Todos sabem que o terrorismo escolheu Barcelona como alvo. Uma vez mais, utilizando um veículo como arma, terroristas atropelaram indiscrimidamente todos aqueles que passeavam por uma das principais ruas turísticas da cidade. Deixando 13 mortos no local e mais de 100 feridos. Entre os mortos, um menino de apenas três anos. Horas depois, tentaram outro ataque em uma cidade de veraneio – Cambrils- na província de Tarragona, ao sul de Barcelona, matando uma mulher aqui de Zaragoza, onde vivo.
Também se sabe que os terroristas planejavam um ataque muito pior, com um carro bomba. Por sorte, uma das bombas explodiu dentro da casa onde eles estavam na última quarta. O que precipitou a ação de quinta-feira. Prefiro nem imaginar o que provocaria uma explosão diante de algum dos monumentos mais visitados do país, como por exemplo a Catedral da Sagrada Família.
Já no Rio de Janeiro estamos tristemente mais habituados com a violência. 100 policiais mortos este ano. Quase 20 mil crianças sem poder ir à escola por causa dos tiroteios. Uma violência tão absurda que um jornal local decidiu declarar que estamos oficialmente em guerra.
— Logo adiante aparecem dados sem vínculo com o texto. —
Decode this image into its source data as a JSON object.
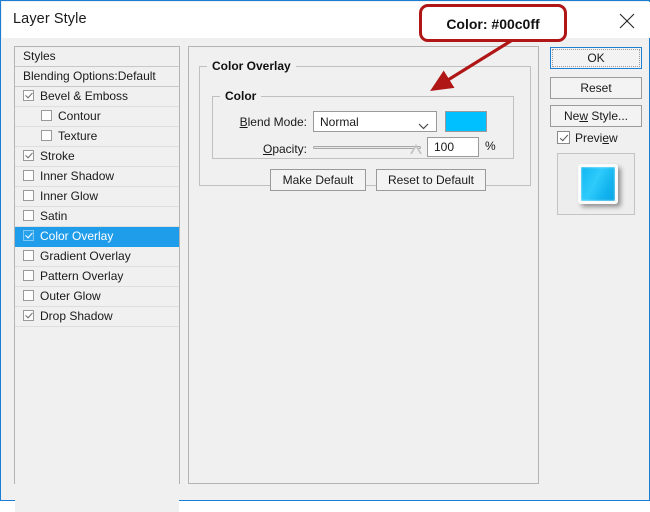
{
  "window": {
    "title": "Layer Style",
    "close_icon": "close-icon"
  },
  "styles_panel": {
    "header": "Styles",
    "blending_options": "Blending Options:Default",
    "items": [
      {
        "label": "Bevel & Emboss",
        "checked": true,
        "indent": false,
        "selected": false
      },
      {
        "label": "Contour",
        "checked": false,
        "indent": true,
        "selected": false
      },
      {
        "label": "Texture",
        "checked": false,
        "indent": true,
        "selected": false
      },
      {
        "label": "Stroke",
        "checked": true,
        "indent": false,
        "selected": false
      },
      {
        "label": "Inner Shadow",
        "checked": false,
        "indent": false,
        "selected": false
      },
      {
        "label": "Inner Glow",
        "checked": false,
        "indent": false,
        "selected": false
      },
      {
        "label": "Satin",
        "checked": false,
        "indent": false,
        "selected": false
      },
      {
        "label": "Color Overlay",
        "checked": true,
        "indent": false,
        "selected": true
      },
      {
        "label": "Gradient Overlay",
        "checked": false,
        "indent": false,
        "selected": false
      },
      {
        "label": "Pattern Overlay",
        "checked": false,
        "indent": false,
        "selected": false
      },
      {
        "label": "Outer Glow",
        "checked": false,
        "indent": false,
        "selected": false
      },
      {
        "label": "Drop Shadow",
        "checked": true,
        "indent": false,
        "selected": false
      }
    ]
  },
  "main_panel": {
    "group_title": "Color Overlay",
    "color_group_title": "Color",
    "blend_mode_label": "Blend Mode:",
    "blend_mode_label_mnemonic": "B",
    "blend_mode_label_rest": "lend Mode:",
    "blend_mode_value": "Normal",
    "blend_mode_chevron": "chevron-down-icon",
    "color_swatch_value": "#00c0ff",
    "opacity_label_mnemonic": "O",
    "opacity_label_rest": "pacity:",
    "opacity_value": "100",
    "opacity_unit": "%",
    "make_default_label": "Make Default",
    "reset_to_default_label": "Reset to Default"
  },
  "buttons": {
    "ok": "OK",
    "reset": "Reset",
    "new_style_mnemonic": "w",
    "new_style_before": "Ne",
    "new_style_after": " Style...",
    "preview_mnemonic": "e",
    "preview_before": "Previ",
    "preview_after": "w",
    "preview_checked": true
  },
  "annotation": {
    "text": "Color: #00c0ff",
    "border_color": "#b01616",
    "arrow_color": "#b01616"
  },
  "colors": {
    "swatch": "#00c0ff",
    "selection": "#1f9cea",
    "window_border": "#1a7fd4",
    "panel_bg": "#f0f0f0"
  }
}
Uma palavra tão horrível não deveria ser usada facilmente. Eu acredito muito nas palavras. Na força dos seus significados e no que elas podem criar e transformar. E por definição, os únicos aqui que estão em guerra são os terroristas. São eles que buscam o caos, o medo e o terror com seus ataques. Todo e qualquer pessoa que não compactue com suas crenças são seus inimigos. Isto inclui todas as famílias que passeiam e aproveitam suas férias de verão. Não importa sua religião, nem sua origem, nem a sua cor. Somos todos seus inimigos.
Quando um jornal importante da cidade diz que estamos em guerra, passamos a olhar as favelas da cidade como território inimigo. Em uma guerra, o que se busca é aniquilar ao inimigo. Será que é isto que queremos? Queremos acabar com todos os morros da cidade? Por outro lado, será que o traficante com um fuzil na mao quer o caos e a destruição que quem está no asfalto? Terminaria sem clientes.
Usar a palavra guerra dá aval para uma série abusos que não deveríamos estar dispostos a admitir. Também reconhece uma legitimidade ao tráfico, que não deveria ter. O que não significa que a violência gerada não seja inconcebível e não deva ser combatida. Queremos viver sem medo. Queremos exercer o direito de ir e vir na nossa cidade. Seja ela qual for. Estamos realmente cansados de ver a violência ser usada como arma política, porque quem mais sofre com ela é quem está mais perto.
Enquanto que aqui na Europa simplesmente não queremos ser sorteados nesta loteria do terror. Este não será o ultimo ataque. Pode acontecer em qualquer momento e em qualquer lugar. Todos as forças de segurança do estado trabalham para que não volte a acontecer. Mas parece muito complicado prever quando um louco possa pegar um carro e atropelar pessoas na rua.
Talvez este seja o texto mais desanimado que já escrevi para o Mães em Rede. Que podemos fazer além de contar com a sorte? Que podemos esperar para o futuro dos nossos filhos? Será que a violência – venha de onde venha – tem um fim? Perguntas que me faço todos os dias. Mas antes de tudo penso na força das palavras: terror, medo, guerra. Que não nos deixemos dominar por elas. Que não abdiquemos de nossas cidades. Porque quem cria filhos necessita sempre ter esperança.